I heard her scamper across the kitchen linoleum in her ever-so-worn, blue Isotoner house slippers.
They had holes in them — but she didn’t care, it wasn’t about style for Grandma. They matched her over-sized, over-stretched, decade-old nightshirt that fell like a window drape to the top of her wrinkled, skinny legs. She fried bacon, scrambled eggs, sipped black coffee and hummed to Willie Nelson on her kitchen radio. And I – just a kid – laid content in the guest bedroom, listening to the comforting morning soundtrack of Grandma’s house.
Her house sat atop a hill that sloped into a dusty pasture with a man-made “tank” that bred Water Moccasins and catfish. Piles of cow patties peppered the summer-scorched grass, while coarse-haired heifers slept under the shade of the East Texas oaks. In the back, a barn stood proud, filled with hay and rusty farm equipment. Its chipped, red siding served as a lighthouse to hungry, homesick family members arriving “home” from wherever they happened to be.
Growing up, I happened to be in a lot of places. As the daughter of an Air Force officer, I moved every few years, traveled across oceans — and lived on a few different continents. But in the midst of all the changes, there was one thing that stayed the same: the house on the hill in East Texas.
We visited every summer and many Christmases and Thanksgivings.

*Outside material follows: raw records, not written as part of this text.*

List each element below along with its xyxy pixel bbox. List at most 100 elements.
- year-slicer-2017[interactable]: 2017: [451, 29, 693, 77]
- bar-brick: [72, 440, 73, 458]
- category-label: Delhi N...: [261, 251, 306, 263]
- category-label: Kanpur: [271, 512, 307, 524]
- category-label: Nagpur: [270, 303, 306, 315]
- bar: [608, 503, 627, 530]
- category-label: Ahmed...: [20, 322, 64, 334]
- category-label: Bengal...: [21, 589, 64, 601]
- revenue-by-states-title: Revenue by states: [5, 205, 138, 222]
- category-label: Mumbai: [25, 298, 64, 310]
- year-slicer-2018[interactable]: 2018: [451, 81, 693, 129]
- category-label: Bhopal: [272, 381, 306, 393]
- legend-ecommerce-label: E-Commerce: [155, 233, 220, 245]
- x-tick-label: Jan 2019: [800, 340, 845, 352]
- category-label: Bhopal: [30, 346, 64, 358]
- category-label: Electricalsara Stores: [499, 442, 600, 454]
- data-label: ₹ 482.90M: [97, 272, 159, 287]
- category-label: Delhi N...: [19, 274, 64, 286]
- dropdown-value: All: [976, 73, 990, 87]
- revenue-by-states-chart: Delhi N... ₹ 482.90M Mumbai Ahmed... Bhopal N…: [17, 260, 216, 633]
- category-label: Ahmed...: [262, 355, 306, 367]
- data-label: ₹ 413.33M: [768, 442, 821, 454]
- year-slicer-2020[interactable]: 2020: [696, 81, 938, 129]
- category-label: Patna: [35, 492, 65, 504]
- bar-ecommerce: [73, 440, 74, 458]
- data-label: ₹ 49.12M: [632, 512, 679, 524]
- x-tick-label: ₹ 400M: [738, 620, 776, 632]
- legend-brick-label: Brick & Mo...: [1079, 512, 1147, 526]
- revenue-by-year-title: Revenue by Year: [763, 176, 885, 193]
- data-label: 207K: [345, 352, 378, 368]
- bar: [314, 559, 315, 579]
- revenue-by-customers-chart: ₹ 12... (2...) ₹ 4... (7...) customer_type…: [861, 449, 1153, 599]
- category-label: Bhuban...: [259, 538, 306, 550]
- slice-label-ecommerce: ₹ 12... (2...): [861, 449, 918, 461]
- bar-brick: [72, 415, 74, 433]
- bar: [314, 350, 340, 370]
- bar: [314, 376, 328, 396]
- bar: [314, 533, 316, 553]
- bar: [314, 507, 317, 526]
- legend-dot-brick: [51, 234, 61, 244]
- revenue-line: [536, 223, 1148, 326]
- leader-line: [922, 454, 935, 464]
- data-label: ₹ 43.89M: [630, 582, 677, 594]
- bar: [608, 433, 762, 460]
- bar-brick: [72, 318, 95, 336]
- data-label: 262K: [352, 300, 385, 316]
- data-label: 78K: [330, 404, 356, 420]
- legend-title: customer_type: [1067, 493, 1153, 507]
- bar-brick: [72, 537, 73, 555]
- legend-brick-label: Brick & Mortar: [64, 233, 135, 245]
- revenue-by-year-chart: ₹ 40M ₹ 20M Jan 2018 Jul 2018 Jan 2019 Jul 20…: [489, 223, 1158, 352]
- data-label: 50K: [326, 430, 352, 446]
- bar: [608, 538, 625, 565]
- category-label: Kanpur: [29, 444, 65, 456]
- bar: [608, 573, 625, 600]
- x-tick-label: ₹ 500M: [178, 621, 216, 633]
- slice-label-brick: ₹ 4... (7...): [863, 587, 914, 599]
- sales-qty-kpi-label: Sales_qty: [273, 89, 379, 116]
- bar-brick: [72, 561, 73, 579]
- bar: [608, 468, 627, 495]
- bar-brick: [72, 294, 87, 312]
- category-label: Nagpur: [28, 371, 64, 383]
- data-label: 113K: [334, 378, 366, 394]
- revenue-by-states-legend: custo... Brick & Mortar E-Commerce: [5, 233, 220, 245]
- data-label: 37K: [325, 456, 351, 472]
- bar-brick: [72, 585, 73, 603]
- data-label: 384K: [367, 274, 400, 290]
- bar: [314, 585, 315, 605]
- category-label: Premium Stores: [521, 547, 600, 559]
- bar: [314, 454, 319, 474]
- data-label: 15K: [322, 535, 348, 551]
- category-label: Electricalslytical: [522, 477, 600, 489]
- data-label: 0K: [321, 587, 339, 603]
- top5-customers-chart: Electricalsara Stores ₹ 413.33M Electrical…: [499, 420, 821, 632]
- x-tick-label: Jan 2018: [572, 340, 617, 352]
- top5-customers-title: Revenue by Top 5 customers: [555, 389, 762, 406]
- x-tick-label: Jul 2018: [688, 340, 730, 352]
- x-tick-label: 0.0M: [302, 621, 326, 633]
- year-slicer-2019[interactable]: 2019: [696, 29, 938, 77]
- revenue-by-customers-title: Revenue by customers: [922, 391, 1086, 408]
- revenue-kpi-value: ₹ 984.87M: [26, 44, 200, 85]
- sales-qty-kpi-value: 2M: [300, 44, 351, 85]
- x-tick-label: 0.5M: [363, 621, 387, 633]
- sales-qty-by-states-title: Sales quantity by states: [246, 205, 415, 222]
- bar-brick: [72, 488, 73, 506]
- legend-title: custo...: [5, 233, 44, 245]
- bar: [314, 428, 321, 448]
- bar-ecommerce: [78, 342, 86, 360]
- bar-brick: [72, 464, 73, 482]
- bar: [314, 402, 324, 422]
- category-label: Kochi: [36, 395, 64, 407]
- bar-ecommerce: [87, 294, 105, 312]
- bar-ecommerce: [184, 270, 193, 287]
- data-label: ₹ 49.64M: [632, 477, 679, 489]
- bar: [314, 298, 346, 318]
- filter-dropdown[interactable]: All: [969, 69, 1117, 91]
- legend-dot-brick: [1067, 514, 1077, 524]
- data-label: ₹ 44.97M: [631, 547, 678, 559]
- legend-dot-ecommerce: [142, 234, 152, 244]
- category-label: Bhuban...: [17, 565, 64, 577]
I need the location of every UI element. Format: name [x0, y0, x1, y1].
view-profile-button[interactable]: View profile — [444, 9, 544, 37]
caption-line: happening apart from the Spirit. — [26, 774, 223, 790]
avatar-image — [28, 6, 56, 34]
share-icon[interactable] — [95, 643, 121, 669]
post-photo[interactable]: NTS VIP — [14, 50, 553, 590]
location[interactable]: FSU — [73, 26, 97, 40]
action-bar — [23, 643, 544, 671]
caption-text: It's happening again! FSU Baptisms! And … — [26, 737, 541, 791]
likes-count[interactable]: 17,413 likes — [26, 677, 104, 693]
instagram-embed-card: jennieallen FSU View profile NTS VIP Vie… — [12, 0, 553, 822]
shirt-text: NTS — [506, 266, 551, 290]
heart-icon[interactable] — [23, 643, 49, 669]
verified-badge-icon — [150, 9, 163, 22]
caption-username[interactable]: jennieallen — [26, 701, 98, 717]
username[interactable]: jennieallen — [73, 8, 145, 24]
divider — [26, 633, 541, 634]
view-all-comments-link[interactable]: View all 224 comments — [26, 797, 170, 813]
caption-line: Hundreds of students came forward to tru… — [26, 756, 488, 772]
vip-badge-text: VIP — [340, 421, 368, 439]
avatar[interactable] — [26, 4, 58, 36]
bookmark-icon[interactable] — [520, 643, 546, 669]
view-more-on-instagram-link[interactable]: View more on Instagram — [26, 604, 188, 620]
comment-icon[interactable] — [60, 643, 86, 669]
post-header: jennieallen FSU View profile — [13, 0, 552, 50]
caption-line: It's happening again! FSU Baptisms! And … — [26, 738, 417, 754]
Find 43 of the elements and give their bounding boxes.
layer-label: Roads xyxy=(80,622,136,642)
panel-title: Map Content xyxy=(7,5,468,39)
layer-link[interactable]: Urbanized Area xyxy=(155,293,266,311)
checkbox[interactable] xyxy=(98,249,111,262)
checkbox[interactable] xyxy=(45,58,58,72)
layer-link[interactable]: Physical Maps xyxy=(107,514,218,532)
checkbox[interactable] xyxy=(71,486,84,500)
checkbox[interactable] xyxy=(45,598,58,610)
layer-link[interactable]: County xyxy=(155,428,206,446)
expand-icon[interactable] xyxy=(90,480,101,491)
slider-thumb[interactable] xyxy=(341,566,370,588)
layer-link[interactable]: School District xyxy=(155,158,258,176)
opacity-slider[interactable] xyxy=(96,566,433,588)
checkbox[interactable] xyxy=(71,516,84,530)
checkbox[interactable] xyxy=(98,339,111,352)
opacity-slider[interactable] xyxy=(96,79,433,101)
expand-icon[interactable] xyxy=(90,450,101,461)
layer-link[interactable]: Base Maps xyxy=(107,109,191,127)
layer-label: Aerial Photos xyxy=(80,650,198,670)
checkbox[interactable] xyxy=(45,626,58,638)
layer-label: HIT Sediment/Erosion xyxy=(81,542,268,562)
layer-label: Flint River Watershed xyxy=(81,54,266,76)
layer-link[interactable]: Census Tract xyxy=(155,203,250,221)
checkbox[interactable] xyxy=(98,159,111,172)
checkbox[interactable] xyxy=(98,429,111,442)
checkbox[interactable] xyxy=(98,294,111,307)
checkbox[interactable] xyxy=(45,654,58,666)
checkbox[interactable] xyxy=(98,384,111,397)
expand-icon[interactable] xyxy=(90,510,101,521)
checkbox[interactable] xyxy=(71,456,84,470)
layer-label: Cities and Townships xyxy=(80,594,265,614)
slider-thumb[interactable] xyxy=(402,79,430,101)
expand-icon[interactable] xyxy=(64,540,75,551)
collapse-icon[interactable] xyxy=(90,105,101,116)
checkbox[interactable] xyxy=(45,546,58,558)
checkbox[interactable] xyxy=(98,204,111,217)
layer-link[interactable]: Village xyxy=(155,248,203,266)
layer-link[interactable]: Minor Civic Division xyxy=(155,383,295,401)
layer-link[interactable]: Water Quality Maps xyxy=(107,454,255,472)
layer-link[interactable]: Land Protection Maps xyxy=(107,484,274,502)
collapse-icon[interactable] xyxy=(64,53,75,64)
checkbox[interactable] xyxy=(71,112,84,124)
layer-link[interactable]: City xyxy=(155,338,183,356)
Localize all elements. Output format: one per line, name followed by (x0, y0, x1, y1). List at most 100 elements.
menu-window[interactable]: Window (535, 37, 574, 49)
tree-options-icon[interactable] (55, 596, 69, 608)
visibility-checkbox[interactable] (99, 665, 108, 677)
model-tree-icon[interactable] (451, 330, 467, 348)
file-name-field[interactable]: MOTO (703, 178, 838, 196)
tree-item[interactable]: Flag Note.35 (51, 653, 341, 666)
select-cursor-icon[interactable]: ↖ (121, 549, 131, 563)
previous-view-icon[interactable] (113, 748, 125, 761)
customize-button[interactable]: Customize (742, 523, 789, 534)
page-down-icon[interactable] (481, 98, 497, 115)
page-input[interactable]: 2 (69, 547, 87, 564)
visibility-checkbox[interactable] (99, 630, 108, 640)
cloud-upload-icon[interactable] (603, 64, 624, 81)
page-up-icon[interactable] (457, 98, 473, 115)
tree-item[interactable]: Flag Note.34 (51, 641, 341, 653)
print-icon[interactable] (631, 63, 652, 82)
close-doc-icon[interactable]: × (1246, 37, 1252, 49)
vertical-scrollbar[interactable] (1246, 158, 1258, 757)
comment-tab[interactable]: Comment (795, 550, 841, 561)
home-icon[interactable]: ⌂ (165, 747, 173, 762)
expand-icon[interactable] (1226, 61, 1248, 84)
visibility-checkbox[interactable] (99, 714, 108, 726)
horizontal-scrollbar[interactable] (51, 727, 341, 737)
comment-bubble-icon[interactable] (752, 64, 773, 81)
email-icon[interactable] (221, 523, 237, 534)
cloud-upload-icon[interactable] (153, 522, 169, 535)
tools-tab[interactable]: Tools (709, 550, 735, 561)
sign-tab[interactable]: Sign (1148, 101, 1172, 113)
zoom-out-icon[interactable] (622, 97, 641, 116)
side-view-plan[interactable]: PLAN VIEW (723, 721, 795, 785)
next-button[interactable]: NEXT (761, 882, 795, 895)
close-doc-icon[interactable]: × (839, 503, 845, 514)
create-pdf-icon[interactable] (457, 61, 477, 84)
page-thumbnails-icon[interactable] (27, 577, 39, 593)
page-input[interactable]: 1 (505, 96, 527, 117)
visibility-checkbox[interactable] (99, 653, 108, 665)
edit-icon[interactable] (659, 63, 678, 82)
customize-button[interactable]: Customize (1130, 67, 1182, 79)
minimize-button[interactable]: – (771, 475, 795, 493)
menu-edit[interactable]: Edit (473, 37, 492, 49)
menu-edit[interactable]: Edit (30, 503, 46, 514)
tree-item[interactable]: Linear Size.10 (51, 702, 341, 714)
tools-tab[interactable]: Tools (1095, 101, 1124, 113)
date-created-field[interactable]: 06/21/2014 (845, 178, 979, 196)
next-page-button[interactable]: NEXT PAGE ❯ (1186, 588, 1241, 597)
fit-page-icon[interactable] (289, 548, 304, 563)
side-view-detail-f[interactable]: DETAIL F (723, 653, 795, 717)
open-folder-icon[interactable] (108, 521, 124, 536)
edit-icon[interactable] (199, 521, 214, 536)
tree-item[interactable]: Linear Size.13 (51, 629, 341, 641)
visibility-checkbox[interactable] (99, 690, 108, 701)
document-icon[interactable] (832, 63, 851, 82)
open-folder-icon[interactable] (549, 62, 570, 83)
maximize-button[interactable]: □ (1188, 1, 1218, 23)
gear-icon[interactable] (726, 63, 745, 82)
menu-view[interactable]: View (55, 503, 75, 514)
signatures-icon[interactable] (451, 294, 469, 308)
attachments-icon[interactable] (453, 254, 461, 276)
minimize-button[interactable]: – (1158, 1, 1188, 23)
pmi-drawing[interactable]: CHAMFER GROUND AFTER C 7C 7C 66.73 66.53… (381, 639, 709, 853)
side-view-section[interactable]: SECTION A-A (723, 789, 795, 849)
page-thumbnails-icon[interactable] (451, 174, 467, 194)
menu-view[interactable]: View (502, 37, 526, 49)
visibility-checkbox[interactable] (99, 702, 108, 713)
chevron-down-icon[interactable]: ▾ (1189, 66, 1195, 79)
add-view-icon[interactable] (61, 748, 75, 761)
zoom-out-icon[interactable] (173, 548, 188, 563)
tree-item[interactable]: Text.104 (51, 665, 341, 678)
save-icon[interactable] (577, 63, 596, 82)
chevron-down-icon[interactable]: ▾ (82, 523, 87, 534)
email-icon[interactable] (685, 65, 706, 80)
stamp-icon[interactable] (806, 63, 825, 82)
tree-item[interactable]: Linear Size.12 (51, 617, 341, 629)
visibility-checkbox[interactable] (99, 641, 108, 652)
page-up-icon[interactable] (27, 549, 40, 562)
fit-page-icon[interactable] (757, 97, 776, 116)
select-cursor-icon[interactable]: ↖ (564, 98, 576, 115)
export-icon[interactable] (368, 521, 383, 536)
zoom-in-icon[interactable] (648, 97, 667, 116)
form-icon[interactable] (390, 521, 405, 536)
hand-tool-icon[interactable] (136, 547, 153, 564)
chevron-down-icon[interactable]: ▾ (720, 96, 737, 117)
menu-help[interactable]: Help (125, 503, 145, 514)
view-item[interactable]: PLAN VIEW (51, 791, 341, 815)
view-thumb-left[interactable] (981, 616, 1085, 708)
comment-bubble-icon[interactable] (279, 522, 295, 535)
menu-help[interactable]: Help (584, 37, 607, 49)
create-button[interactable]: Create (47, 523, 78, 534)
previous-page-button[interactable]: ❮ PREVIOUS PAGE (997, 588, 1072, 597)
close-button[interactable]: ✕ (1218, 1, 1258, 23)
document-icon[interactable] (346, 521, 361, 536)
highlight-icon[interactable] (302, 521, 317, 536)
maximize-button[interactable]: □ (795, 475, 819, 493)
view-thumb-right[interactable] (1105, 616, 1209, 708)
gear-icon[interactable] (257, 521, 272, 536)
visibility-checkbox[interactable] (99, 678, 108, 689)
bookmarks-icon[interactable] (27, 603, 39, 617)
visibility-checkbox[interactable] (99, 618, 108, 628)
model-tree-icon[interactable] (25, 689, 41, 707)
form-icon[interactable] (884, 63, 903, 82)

Family gathered and caught up and exclaimed a big Texas, “Well I declare, you’re growin’ like a weed!” while Grandma smoked unfiltered Camels and scribbled crossword puzzles on her stained, cushioned lap desk.
It was a comfortable place where time seemed to stand still. It held the comforts of childhood memories and familiar faces. But most of all, it held the diminutive matriarch that wasn’t much into small talk, but who loved a mean game of Yahtzee.
And then one day: something did change in this place that always stayed the same.
The Camels took their toll on the invincible woman who smelled like White Rain hairspray. The lung cancer soon metastasized to take more organs — and soon after, her life.
Suddenly, the house that was so full of memories felt eerily empty. The weary travelers, who looked for their lighthouse in the distance, now saw only a dim flicker. And somehow, they would have to travel forward without it.
The first days, weeks, even years after a matriarch dies are the hardest. They are the times when we learn if the fabric of our family is strong enough to hold without the thread. But then, slowly, we form new threads. New tribe leaders emerge. New traditions begin. And though the memories of our loved ones are never lost — we find a new way to go on in the spirit of their legacy.
We still gather in her house every year for holidays and summers. We still fry bacon and scramble eggs and sip coffee. And we learn that the power of a Matriarch lives on long after she is gone through the women and men that she loved so well.
And so it will be for generations to come.